First, let’s look at the 147 people on death row in North Carolina. More than three-quarters of them were sentenced more than 15 years ago, during an era in which North Carolina had one of the highest death-sentencing rates in the nation — even higher than Texas and Florida. Far from using the death penalty only in a handful of the most shocking crimes, execution was pursued Wild West-style in nearly every first-degree murder case.

During those years, we had a law unlike any other in the nation, which required prosecutors to seek the death penalty in every first-degree murder case with an aggravating factor. And, of course, the law is written so broadly that an aggravating factor can be found in almost any intentional killing.

Prosecutors were required to push for execution without regard to mitigating factors, or evidence that pointed to possible innocence. Even they thought this was a terrible idea, and they recommended the law be changed.

The General Assembly ended this requirement in 2001, but by then, death row had swollen to more than 200 people, more than 100 of whom remain there today. All of them were tried without the benefit of reforms intended to ensure fairness and prevent the conviction of innocent people.

There was, for example, no requirement that confessions be recorded. In many cases, the state presented unreliable forensic testing and “junk” science, and defendants were sentenced to death by juries selected in a racially-discriminatory fashion. Some of them, like Henry McCollum and Leon Brown, were innocent. Most would never have received death sentences under today’s laws. These are the people who would be first in line if our execution chamber were to crank up.

Next, consider how the death penalty is used today. Do prosecutors use their discretion to carefully cherry-pick death penalty cases? Absolutely not.

In reality, our justice system runs on pleas. Prosecutors use the death penalty as leverage, to persuade reluctant defendants to plead guilty and accept life sentences.

It works like this: The vast majority of murders are initially charged capitally, and pleas are negotiated from there. The theory is that a defendant facing the threat of execution is more likely to accept whatever deal the state offers. Pursuing the death penalty even when the prosecutor thinks the case is not execution-worthy makes a mockery of justice.

Defendants who refuse a deal are often our most vulnerable clients: those who are mentally impaired, those who least trust their lawyers, or those who are innocent and refuse to plead guilty. People who refuse plea deals represent the vast majority of people who are tried capitally in North Carolina today.

This means a defendant’s chance of facing the death penalty depends less on the crime than on a willingness to accept a life sentence without a trial. Often, several defendants are involved in a crime. Some accept a deal and get a life sentence, while another — maybe not even the most culpable — ends up on trial for his life.

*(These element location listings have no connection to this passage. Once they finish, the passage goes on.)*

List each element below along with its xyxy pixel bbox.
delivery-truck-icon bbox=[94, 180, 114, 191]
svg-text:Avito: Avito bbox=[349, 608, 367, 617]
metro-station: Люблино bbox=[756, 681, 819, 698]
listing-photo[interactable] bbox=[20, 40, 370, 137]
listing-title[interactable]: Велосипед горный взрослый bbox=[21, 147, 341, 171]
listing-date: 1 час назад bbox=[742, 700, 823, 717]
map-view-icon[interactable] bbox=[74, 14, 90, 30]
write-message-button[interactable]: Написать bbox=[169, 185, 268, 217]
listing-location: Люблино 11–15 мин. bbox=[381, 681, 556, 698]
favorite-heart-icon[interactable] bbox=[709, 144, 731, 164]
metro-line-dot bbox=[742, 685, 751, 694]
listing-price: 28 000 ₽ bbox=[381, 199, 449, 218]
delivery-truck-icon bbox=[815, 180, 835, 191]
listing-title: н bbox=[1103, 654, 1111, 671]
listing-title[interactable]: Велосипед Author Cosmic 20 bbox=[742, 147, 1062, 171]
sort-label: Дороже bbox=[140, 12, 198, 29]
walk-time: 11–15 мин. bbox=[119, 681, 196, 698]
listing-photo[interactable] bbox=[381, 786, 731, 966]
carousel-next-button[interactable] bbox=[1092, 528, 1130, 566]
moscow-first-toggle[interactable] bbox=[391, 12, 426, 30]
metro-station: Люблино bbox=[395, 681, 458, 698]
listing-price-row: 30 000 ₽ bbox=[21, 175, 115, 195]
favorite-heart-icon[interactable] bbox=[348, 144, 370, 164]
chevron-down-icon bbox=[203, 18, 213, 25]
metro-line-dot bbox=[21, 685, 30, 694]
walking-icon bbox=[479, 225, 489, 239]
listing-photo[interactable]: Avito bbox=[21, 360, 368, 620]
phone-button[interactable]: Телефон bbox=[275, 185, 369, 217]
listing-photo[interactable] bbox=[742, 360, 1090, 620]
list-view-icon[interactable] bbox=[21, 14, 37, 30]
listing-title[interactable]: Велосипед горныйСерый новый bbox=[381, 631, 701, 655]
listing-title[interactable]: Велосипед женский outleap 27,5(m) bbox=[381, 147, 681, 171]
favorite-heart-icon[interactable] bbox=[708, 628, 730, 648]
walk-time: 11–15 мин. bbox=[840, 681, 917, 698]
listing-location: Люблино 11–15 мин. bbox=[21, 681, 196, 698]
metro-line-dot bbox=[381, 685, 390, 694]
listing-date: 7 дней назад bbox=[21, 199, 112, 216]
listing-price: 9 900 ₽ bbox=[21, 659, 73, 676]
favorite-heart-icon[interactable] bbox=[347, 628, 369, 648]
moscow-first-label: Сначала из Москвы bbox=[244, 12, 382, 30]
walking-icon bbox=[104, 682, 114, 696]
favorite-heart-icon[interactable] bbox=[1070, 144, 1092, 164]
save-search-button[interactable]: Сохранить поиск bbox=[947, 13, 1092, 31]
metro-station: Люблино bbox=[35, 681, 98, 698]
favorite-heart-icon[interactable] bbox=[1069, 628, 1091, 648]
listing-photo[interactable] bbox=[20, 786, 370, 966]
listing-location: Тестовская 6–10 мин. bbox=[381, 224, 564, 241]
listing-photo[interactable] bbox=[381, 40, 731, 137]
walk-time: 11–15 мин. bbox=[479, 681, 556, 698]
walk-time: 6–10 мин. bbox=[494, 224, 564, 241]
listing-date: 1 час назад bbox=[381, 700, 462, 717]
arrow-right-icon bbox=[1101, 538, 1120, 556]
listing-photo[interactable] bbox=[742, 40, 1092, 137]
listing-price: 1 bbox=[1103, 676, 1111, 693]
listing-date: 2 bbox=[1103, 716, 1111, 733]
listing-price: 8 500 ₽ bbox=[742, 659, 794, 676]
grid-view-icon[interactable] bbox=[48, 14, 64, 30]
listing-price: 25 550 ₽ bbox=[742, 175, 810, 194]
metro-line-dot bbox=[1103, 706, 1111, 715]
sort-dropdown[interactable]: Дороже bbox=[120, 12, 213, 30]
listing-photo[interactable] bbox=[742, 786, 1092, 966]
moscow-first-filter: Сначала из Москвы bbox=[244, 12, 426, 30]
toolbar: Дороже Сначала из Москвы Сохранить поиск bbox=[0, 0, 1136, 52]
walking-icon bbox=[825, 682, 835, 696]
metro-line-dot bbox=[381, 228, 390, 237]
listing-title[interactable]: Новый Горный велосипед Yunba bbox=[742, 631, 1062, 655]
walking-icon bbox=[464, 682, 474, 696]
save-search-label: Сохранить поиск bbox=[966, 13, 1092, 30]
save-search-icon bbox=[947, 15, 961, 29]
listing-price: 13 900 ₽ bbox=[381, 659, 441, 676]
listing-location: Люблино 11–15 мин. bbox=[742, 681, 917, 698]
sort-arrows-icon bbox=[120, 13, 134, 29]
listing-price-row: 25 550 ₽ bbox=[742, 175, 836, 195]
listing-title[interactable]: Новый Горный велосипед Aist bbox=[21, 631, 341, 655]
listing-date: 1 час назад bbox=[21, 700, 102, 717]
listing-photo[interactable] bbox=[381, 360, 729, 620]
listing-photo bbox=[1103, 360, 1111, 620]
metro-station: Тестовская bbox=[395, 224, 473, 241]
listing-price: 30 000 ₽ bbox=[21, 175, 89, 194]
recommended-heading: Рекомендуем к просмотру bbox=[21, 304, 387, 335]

Juries can see that the people who go to trial are not the “worst of the worst.” Look at the two capital trials in North Carolina this year. Both defendants were offered pleas but insisted on going to trial.

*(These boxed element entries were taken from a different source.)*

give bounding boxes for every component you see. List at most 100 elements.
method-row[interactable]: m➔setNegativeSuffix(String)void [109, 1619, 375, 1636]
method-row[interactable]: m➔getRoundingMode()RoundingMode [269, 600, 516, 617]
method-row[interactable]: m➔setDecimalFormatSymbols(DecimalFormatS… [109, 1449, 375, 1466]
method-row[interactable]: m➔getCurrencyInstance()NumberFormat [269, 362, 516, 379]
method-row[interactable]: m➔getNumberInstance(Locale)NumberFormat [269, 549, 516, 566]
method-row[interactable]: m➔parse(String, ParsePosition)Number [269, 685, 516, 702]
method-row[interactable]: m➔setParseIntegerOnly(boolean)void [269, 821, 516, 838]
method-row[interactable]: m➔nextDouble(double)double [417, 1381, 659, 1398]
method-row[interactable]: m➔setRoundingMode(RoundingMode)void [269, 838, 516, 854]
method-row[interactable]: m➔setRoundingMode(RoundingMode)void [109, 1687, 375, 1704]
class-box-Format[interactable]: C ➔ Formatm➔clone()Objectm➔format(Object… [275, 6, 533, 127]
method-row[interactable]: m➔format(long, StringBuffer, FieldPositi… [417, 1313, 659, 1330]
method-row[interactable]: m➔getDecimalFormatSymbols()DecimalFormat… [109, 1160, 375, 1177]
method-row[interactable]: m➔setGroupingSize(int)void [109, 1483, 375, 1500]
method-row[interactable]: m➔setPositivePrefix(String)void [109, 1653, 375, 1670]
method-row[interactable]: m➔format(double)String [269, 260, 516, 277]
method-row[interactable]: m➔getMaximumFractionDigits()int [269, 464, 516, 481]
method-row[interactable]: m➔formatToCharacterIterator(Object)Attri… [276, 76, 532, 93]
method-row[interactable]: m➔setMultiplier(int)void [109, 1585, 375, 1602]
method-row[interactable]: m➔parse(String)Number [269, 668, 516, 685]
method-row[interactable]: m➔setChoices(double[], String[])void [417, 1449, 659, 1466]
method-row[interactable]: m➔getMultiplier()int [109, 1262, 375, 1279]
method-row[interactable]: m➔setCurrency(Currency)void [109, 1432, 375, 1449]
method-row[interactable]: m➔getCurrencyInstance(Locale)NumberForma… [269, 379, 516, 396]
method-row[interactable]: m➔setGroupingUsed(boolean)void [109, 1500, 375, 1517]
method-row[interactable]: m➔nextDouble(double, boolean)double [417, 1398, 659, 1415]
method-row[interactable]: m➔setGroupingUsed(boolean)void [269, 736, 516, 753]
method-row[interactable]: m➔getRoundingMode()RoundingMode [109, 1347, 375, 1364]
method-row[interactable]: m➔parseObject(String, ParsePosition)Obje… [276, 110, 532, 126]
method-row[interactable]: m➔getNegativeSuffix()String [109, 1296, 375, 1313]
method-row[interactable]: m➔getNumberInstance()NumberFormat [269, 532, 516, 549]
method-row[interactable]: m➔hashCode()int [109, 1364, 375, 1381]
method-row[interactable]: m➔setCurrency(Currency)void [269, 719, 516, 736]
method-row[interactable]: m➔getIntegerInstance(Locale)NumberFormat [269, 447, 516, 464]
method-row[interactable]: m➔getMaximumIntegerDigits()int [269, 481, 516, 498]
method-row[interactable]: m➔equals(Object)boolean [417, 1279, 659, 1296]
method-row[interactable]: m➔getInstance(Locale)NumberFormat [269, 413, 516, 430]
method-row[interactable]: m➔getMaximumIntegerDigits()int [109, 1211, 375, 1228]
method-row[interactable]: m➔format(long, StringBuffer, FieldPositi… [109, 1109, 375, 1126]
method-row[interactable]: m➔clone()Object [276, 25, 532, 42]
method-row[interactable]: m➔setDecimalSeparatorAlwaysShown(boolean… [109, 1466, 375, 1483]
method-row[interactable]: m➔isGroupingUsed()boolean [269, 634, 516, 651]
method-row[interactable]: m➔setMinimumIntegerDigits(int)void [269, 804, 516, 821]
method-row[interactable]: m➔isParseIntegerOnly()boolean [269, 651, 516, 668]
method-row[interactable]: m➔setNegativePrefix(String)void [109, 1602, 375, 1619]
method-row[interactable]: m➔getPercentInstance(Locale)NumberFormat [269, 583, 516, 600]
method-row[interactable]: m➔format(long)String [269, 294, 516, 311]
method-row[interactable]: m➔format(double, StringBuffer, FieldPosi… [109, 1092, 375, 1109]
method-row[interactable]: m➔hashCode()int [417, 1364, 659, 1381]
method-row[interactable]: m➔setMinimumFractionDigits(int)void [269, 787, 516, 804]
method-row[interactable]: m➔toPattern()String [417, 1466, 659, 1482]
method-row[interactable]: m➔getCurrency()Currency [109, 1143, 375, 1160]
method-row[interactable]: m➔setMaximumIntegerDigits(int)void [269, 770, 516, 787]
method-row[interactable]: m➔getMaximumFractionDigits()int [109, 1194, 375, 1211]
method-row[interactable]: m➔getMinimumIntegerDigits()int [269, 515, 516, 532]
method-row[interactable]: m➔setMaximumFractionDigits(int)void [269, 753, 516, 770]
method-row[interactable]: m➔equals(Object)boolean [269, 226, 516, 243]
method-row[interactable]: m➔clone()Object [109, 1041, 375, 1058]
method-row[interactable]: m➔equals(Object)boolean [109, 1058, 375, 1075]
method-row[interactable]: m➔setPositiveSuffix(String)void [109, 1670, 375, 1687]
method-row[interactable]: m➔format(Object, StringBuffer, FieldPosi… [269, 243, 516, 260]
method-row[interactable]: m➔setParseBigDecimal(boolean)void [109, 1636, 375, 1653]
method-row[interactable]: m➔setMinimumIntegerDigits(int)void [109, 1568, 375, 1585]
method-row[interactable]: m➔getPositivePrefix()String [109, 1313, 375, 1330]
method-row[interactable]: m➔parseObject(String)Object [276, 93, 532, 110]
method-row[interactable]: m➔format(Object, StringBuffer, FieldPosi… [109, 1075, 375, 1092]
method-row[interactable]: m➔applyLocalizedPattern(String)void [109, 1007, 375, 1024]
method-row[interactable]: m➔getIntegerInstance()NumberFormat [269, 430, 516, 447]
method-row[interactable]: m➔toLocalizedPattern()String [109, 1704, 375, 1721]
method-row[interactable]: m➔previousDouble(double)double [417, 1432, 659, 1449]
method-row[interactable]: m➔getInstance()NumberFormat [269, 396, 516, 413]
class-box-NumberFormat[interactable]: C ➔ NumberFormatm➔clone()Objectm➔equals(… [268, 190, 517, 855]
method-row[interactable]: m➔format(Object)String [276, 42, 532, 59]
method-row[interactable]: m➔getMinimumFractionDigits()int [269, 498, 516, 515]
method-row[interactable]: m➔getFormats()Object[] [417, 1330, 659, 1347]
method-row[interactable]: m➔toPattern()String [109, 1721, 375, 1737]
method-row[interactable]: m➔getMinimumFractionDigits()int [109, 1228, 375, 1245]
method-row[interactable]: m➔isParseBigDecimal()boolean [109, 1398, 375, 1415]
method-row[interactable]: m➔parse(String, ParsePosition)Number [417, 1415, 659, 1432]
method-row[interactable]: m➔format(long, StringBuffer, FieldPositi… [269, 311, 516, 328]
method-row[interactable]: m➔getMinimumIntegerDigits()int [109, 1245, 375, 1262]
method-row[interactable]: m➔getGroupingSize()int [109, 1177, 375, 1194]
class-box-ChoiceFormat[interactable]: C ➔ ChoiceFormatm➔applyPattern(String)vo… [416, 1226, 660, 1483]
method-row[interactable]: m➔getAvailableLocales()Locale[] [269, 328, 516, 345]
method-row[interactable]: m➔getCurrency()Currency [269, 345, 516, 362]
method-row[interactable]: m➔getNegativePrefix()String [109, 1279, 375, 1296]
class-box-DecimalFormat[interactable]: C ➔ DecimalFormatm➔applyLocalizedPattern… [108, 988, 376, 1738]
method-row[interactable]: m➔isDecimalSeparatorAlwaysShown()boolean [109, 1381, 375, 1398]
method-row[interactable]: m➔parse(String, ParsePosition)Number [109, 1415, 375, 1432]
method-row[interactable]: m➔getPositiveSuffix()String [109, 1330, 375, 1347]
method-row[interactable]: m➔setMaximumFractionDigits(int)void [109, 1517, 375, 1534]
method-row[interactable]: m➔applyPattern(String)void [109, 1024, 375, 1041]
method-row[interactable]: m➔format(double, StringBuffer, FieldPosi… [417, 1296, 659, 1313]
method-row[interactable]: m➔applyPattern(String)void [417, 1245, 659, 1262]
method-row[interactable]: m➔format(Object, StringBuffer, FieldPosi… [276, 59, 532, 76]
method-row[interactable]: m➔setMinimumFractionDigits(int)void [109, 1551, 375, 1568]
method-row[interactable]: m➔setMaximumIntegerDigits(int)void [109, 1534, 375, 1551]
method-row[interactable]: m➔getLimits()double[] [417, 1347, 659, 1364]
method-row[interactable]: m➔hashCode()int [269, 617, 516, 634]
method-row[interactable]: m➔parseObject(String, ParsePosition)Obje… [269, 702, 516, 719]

The first trial, in Wake County, ended with a verdict of life imprisonment. This marked eight times in a row that a Wake jury has chosen life over death. In the second, just this month, a Robeson County jury not only rejected a death sentence but refused even to convict the defendant of first-degree murder. He was found guilty of second-degree murder.

Prosecutors might tell you they need the death penalty to punish the “worst of the worst.” But in practice, our state spends millions to pursue death sentences that are arbitrary and unnecessary, and uses the threat of death as a negotiation tactic — sometimes putting innocent lives on the line.

Gretchen Engel is the Executive Director of the Center for Death Penalty Litigation.